The Complaint alleged that in the face of a threat of shareholder activism, the OM Board rushed to sell OM on the cheap in order to avoid the embarrassment and aggravation of a prolonged proxy fight and, in doing so, acted in a manner not consistent with maximizing present share value in violation of their fiduciary duties under Revlon.

The Court reiterated the familiar standards that govern a motion for reargument under Rule 59, namely that the Court “will deny a motion for reargument ‘unless the Court has overlooked a decision or principle of law that would have a controlling effect or the Court has misapprehended the law or the facts so that the outcome of the decision would be affected.'”

Plaintiffs asserted that the Court misapprehended a pleaded fact that: “The disclosure issue in question for purposes of this motion concerns ‘the evolution of Deutsche Bank’s engagement.’”  The Complaint had alleged that Deutsche Bank was retained as a second financial advisor to members of the OM Board in connection with the transaction, and raised issues with respect to such retention.

The Court noted that the October 12th opinion acknowledged that Plaintiffs were alleging that the Proxy “omitted information regarding the evolution of Deutsche Bank’s engagement” and that the “Proxy failed to disclose that the OM Board initially contemplated hiring Deutsche Bank on a flat fee basis but then inexplicably converted the engagement to a contingency fee arrangement.”  The Court then rejected Plaintiffs’ assertion that the Court did not fully understand the nuance of its disclosure theory with respect to Deutsche Bank fees because the Complaint did not plead, and the Proxy did not disclose, that the Board actually agreed to the contingency fee arrangement.

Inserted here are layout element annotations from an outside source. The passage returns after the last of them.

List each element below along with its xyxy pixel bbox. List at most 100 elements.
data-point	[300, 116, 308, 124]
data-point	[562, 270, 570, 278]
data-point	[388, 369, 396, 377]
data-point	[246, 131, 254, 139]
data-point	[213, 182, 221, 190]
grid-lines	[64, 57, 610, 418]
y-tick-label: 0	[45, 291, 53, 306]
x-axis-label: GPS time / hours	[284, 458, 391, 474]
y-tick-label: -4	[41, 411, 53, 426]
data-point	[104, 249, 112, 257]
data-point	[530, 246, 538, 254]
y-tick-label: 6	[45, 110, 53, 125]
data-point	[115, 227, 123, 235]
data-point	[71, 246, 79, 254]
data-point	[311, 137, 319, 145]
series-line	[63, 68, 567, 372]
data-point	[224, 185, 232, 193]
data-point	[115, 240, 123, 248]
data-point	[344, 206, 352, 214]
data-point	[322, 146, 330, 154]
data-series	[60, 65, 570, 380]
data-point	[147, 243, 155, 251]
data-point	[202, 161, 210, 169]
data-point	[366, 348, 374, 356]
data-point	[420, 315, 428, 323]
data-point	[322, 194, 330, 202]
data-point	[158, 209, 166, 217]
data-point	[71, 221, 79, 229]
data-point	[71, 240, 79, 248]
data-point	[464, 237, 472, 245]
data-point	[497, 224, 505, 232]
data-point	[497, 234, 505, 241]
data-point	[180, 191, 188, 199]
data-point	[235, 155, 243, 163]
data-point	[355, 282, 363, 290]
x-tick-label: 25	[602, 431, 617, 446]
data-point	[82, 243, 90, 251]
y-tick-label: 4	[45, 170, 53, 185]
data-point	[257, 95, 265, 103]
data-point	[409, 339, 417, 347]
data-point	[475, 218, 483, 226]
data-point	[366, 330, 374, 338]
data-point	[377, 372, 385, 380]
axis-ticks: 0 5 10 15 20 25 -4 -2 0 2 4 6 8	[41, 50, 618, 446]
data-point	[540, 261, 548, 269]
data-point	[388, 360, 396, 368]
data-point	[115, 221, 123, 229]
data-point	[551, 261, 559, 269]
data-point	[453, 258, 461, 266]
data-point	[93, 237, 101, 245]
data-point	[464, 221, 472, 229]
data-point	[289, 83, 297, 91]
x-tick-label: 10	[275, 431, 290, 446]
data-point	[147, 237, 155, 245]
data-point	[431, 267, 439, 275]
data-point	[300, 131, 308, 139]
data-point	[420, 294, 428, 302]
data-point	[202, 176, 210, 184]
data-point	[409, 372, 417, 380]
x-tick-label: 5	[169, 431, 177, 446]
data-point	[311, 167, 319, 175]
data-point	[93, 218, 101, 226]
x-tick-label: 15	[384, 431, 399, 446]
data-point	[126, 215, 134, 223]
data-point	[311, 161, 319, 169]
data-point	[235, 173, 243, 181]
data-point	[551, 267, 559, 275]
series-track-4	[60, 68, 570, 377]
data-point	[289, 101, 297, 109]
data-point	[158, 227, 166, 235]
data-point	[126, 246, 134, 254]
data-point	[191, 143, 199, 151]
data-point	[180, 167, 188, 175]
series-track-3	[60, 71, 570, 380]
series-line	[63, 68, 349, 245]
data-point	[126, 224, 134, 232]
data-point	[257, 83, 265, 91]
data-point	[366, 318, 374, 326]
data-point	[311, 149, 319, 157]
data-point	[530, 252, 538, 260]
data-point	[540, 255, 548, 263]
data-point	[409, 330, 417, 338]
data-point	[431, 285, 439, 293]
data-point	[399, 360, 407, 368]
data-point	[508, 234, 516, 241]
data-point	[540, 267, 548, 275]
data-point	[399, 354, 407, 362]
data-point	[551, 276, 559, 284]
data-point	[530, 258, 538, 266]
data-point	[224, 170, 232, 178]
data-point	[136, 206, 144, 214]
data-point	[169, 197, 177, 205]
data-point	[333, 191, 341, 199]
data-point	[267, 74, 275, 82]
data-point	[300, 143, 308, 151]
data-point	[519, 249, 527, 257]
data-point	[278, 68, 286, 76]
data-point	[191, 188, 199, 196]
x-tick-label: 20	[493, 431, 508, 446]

The Court rejected Plaintiffs’ reasoning.  The Court found that Plaintiffs’ citations to RBC Capital Markets, LLC v. Jervis, No. 140, 2015 (Del. Supr. Nov. 30, 2015) and In re El Paso Corp. S’holder Litig., 41 A.3d 432 (Del. Ch. 2012) for the proposition that “the retention of second bank on a contingent basis can be conflict-reinforcing, not cleansing” was not helpful.   Neither decision addressed in a disclosure context whether stockholders had been adequately apprised of the circumstances pursuant to which the later-retained bankers were engaged or would be compensated, and neither involved the cleansing effect of a fully-informed stockholder vote under Corwin.

The Court concluded that the Proxy adequately disclosed the circumstances surrounding the engagement of Deutsche Bank and that the omissions identified in the Complaint were not material.  Having found that the majority of disinterested stockholders had approved the merger, the Court found that the business judgment rule applied, which necessitated dismissal of the action.  Accordingly, Plaintiffs’ motion for reargument was denied.